Gender merupakan salah satu isu penting dalam era globalisasi dan modernisasi saat
ini. Perempuan lebih dituntut pada posisi yang tidak harus dibawah atau dibalik bayang-
bayang laki- laki. Namun, transformasi serta perubahan konsepsi gender yang mempengaruhi
pada peran dan tanggung jawab perempuan nampaknya belum mampu dikatakan merubah
mindset serta perilaku perempuan secara keseluruhan. Terbatasnya arus informasi, terikatnya
nilai- nilai lama/ budaya leluhur serta tingkat pendidikan dan ekonomi yang minim menjadi
bagian yang tidak terpisahkan dari proses lambannya transformasi konsepsi gender terhadap
perempuan. Dalam penelitian ini, hal tersebut dilihat secara jelas di objek penelitian pertama
yakni di kelurahan Buring, Kota Malang. Di kelurahan Buring, masih banyak perempuan

11
yang bergelut pada peran lamanya seperti perempuan sebatas merawat anak, mengurus rumah
tangga dan menjadi posisi kedua dalam keluarga, meskipun ada beberapa perempuan yang
menjadi buruh pabrik atau sebagainya. Perubahan konsepsi gender yang lamban khususnya di
kelurahan Buring pun secara tidak langsung berimplikasi pada rendahnya pengetahuan
perempuan terhadap politik. Perempuan cenderung tidak memperdulikan apa itu politik dan
bagaimana proses- proses politik tersebut. Lebih lagi pada sebuah mekanisme demokrasi,
yakni pemilihan umum. Mereka tidak memiliki preferensi pilihan yang jelas atau dalam artian
pilihan didasarkan pada trend ikut- ikutan, money politik atau sekedar saja.

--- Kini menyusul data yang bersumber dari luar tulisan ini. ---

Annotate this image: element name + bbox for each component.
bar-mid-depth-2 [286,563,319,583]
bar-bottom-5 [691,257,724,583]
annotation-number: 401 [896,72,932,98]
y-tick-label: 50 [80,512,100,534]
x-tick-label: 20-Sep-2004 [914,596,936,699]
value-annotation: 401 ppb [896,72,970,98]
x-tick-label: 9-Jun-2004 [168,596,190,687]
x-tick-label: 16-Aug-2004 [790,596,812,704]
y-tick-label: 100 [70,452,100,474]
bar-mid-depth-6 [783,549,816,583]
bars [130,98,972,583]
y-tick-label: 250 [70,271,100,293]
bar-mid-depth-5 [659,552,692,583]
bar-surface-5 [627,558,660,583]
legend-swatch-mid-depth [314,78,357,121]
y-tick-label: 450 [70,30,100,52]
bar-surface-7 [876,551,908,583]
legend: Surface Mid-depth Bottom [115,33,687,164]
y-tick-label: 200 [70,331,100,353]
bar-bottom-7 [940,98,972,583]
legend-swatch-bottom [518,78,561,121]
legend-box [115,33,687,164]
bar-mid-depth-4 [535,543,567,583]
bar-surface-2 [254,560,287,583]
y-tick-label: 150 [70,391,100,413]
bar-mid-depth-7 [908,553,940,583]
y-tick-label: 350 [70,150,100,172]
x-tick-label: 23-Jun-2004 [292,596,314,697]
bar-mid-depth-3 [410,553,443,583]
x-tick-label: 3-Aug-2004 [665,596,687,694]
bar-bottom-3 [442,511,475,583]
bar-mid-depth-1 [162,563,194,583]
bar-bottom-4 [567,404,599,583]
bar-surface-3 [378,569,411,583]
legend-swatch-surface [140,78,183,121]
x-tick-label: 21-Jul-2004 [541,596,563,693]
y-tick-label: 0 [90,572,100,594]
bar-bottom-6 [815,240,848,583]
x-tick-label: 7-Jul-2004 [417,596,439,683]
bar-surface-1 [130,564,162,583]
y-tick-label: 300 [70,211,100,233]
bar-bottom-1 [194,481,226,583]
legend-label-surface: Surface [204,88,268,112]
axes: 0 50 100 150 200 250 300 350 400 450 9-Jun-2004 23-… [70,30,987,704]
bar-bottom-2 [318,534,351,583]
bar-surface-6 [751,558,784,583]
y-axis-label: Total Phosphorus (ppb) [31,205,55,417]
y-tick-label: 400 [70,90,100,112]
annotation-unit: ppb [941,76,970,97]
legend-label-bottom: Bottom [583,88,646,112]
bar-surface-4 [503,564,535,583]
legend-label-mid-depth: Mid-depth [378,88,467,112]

Kemudian, berbeda halnya dengan objek penelitian kedua yakni di daerah urban
tepatnya di perumahan Araya, Sigura Hill dan Cakalang Indah. Beberapa responden, lebih
sadar dan melek akan gender. Perempuan- perempuan lebih aktif seperti perempuan berani
bekerja dan berkarya di luar rumah atau dalam kata lain sebagai wanita karier serta mampu
menjadi pemimpin- pemimpin organisasi. Hal ini nampaknya lebih disebabkan oleh tingkat
pendidikan mereka yang cukup tinggi, tingkat perekonomian pada kelas menengah ke atas
serta hidup pada kondisi struktur dan konstruksi sosial yang cukup modern. Sehingga secara
tidak langsung akan berimplikasi pada pengetahuan politik mereka serta idealisme dan
realistisme mereka dalam mengikuti proses- proses politik terutama dalam mekanisme
demokrasi yakni pemilihan umum.
Namun, jika berbicara keterwakilan politik perempuan di Kota Malang khususnya di
tataran legislatif nampaknya belum bisa dikatakan secara maksimal. Hal tersebut diketahui
ketika partai- partai yang memiliki kursi di DPRD tidak semuanya memiliki kader perempuan
meskipun secara keseluruhan telah sesuai dengan amanah undang- undang yakni keterwakilan
perempuan sebesar 30%. Ini yang kemudian menjadi ironi tersendiri dalam perubahan
konsepsi gender serta amanah keterwakilan perempuan dalam politik. Kondisi masih
eksistnya ideologi patriarchy yang memandang bahwa laki- laki lebih superior dan
mengendalikan kaum perempuan pun menjadi salah satu ekses dari rendahnya keterwakilan
perempuan sebagai ujung dari anggapan yang masih berkembang di tengah masyarakat.